Lori Lieberman - Bend Like Steel


[purchase]

I’ve waited quite a while for this album. Lori Lieberman’s last album, Gun Metal Sky, came out three years ago, and it was a marvel of subtle beauty. Bend Like Steel was worth the wait. This is a personal album, and the beautifully rendered musical settings here are even more intimate than last time. The basic band has Lieberman switching off between acoustic guitar and piano, plus additional acoustic, stand-up bass, and percussion. There are also cello parts on many of the songs, and an electric guitar is sometimes added with the lightest of touches. It would be a mistake to add much to this. Lieberman is a passionate singer here, but she does not raise her voice much. She often gets quieter for emotional effect where most singers would get louder. So it is remarkable how well her voice and Monty Byrom’s baritone combine on the album’s one duet number, Mr and Mrs Make-Believe. Byrom must match Lieberman’s subtlety with his own, and too few singers know how to do that.

The big surprise to me about Bend Like Steel was the content of the lyrics. Lieberman has been making music for almost 40 years, and I haven’t heard nearly all of it. But this album feels like Lieberman had some kind of a breakthrough, and years of pent up emotion came out in the writing of these songs. Lieberman says in the liner notes, “A writing streak led to the making of this CD… where the more I said, the more I felt I needed to say.” The album opens with songs of love gone wrong. If Not Now feels like a snapshot of a moment when a woman who has been isolated in an abusive relationship decides to break out. Mr and Mrs Make-Believe depicts a hollow marriage, where their acquaintances believe they are the perfect couple, but their relationship is actually loveless. Cup of Girl is one of the most heartfelt songs on an album full of them; it depicts a singer who has been manipulated, but has finally decided to take control. The song uses an extended metaphor of a recipe, and this is a device that could have failed miserably, but Lieberman nails it. As the album progresses, the emotional tone begins to shift. Now, the narrator who had been so unlucky in love begins to find the real thing. My Sister’s Boyfriend is a flashback that represents a long-sought ideal for what love should be. The relationship in the song did not endure, and there is a heart-stopping moment in the song that explains why not with one word. I don’t want to give a spoiler by saying more, but you will know the moment I mean when you hear it. That one moment sums up everything that is so right about this album.

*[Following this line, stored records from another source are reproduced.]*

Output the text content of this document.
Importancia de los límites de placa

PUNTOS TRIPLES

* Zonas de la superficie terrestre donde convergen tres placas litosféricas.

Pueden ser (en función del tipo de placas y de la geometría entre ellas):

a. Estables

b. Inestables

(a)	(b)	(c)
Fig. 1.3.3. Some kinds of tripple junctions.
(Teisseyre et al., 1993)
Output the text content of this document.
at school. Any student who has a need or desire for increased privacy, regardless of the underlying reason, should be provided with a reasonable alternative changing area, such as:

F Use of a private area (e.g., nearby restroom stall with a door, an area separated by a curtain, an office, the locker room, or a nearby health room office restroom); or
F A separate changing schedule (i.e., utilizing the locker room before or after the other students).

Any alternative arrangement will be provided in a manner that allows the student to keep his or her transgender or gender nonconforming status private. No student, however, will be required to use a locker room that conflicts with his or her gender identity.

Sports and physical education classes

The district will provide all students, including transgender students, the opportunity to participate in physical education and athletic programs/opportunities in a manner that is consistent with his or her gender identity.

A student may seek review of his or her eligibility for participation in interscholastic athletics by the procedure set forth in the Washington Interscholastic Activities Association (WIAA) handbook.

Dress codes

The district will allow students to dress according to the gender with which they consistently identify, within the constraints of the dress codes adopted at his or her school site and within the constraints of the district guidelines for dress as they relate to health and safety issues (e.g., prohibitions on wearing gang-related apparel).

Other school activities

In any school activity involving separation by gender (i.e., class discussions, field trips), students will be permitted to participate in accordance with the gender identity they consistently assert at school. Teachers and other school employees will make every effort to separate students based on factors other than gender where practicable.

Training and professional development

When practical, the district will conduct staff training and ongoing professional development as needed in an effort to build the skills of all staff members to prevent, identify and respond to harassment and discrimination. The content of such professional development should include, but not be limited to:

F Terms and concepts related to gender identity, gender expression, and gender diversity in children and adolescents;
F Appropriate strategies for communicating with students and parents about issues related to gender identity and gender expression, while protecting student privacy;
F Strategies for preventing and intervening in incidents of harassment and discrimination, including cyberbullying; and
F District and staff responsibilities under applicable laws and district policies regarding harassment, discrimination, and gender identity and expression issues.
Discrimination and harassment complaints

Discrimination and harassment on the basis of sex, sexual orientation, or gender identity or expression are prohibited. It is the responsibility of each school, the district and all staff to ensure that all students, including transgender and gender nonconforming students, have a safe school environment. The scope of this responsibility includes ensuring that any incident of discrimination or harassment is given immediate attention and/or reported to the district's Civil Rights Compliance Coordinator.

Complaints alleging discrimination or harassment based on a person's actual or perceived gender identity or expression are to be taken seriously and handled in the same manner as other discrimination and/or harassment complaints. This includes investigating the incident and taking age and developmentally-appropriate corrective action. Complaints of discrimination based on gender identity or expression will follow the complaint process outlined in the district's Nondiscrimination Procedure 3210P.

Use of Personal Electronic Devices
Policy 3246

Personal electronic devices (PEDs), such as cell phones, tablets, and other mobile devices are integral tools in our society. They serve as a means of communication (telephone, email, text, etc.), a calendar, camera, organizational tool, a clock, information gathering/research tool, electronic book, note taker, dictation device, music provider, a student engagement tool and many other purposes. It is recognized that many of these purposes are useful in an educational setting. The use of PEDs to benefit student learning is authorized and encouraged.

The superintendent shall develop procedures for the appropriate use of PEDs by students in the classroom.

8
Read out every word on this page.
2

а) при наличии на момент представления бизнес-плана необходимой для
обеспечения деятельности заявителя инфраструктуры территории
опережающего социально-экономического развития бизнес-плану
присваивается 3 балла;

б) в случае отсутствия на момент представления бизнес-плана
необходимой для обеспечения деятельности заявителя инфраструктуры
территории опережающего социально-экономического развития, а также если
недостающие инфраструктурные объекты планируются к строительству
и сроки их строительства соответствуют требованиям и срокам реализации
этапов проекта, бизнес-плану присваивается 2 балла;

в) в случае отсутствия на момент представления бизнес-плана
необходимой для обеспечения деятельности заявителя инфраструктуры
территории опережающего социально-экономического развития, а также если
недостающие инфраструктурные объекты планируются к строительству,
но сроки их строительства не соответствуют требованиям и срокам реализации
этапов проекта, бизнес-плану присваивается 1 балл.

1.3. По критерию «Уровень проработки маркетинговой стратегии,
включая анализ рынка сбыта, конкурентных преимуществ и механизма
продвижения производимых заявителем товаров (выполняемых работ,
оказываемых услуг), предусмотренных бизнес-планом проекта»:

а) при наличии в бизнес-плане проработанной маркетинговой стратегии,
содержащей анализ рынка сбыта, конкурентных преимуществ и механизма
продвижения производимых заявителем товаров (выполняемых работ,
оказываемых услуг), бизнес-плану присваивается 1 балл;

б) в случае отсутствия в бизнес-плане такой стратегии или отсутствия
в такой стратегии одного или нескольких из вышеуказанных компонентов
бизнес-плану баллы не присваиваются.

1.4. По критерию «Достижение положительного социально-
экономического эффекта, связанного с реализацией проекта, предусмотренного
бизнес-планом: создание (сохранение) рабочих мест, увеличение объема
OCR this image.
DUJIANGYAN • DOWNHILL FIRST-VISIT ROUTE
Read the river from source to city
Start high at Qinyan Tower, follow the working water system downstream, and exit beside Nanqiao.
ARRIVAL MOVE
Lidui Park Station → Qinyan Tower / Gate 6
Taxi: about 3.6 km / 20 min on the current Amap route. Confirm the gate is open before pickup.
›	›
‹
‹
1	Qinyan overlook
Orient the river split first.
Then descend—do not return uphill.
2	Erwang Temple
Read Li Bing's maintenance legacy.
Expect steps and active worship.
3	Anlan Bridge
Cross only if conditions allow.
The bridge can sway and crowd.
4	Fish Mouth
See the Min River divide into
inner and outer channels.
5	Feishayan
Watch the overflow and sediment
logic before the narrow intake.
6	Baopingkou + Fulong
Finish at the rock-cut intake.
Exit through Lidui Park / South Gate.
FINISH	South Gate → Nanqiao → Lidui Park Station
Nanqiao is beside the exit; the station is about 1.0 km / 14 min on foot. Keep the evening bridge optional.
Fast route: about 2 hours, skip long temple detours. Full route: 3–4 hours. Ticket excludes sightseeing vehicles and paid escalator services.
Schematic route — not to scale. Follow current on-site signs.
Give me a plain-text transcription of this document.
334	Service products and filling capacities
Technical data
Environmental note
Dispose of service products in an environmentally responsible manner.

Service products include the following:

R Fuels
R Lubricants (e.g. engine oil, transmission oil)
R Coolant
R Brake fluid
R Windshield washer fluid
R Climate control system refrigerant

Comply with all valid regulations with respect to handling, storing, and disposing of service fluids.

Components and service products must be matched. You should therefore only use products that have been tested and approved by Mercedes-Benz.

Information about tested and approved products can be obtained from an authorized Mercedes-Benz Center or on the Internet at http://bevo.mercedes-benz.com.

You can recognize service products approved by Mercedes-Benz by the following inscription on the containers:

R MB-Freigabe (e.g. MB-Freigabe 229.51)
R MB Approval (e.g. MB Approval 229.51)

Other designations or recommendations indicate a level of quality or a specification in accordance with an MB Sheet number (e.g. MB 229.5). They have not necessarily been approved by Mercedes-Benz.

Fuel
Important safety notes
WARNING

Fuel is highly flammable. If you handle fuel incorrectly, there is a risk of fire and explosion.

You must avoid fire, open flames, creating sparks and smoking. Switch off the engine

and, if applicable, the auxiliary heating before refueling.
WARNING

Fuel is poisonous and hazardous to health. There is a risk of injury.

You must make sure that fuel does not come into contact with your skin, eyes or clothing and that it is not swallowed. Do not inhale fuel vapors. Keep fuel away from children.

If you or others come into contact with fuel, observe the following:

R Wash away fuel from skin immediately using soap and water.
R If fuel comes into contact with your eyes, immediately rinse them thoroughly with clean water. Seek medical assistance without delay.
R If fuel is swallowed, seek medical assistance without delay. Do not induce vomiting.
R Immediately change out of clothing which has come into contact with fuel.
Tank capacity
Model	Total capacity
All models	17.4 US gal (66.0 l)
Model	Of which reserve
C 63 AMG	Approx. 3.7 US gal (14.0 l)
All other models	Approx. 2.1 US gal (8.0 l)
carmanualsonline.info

These Things is a wonderfully ironic song; after recounting all of the experiences that could have warned her off of love forever elsewhere on this album, Lieberman finds herself in this song assuring a new lover that he does not have to let his past hurts scare him away from her. And that sums up what Lieberman has taken away from all of these experiences, and what she wants the listener to take away from this album. Through it all, Lieberman never lost her faith in true love, and so, she was ready when it found her at last. Netherlands finds her in that country for the first time since 1975, and it completes a circle for her. And There’s a Harbor closes the album with an affirmation of the power of love. Lieberman didn’t write this one, but she chose the perfect song to conclude this journey.

And it is a journey. Much care has obviously gone into sequencing the songs on Bend Like Steel. This is an album that should be heard straight through in one sitting if possible. Heard this way, the album tells a story that is real, but also heartwarming in the end.